A special Norwegian resource rent tax would have offset many of the spectacular and innovative investment plans that this growth industry has recorded in recent years. Yes, the whole idea that was stimulated by the introduction of the development concessions under Minister Elisabeth Aspaker would become a bracket in history and a siding.

Now, not least in the light of Covid-19, the Norwegian economy and employment must be kick started, and then it is important that the Government sets favourable framework conditions for the industries that will form the backbone of the country’s business sector for decades to come.

It is expensive to pay for welfare.
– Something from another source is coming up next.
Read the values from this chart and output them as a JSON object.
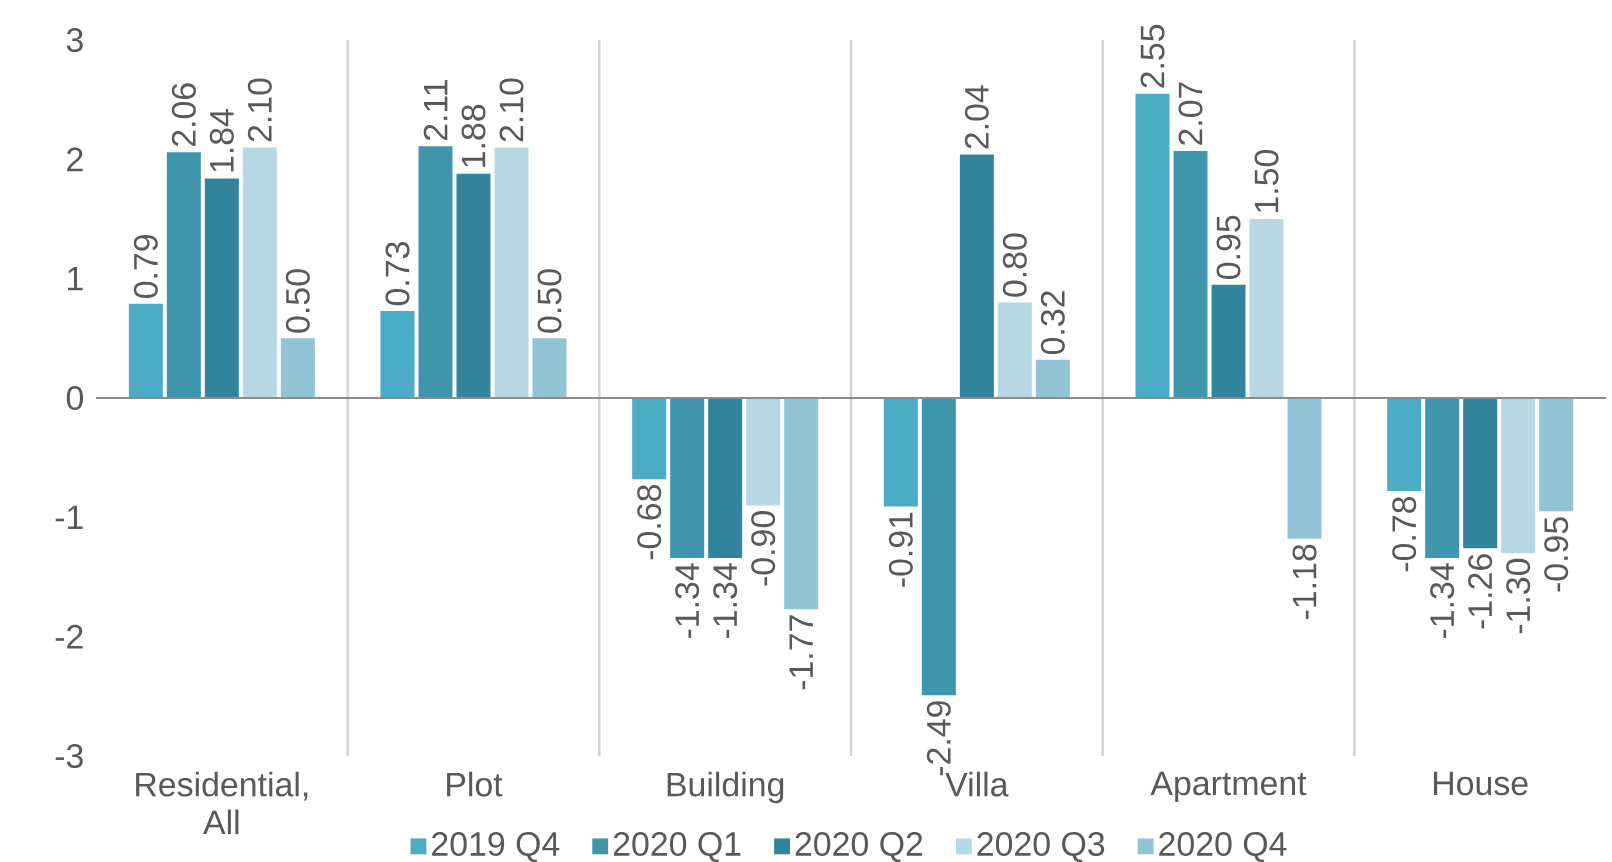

Carbon capture and offshore wind turbines are unlikely to contribute with positive cash flow in the first few years.

The aquaculture industry is ready to take an important part of this responsibility. It has funds, profitability and a well-paying market. SalMar’s chairman Atle Eide predicted in March 2020 there in the future will be 100,000 jobs, related to the development of offshore rigs alone.

“Huge investments will be required to realise this. Investments that we have not seen since the heyday of the oil industry. If this growth is to happen offshore, the industry must invest at least NOK 200 billion (EUR 18 billion) only in offshore production equipment alone,” Eide said.

Now he has received government support to move forward with these plans.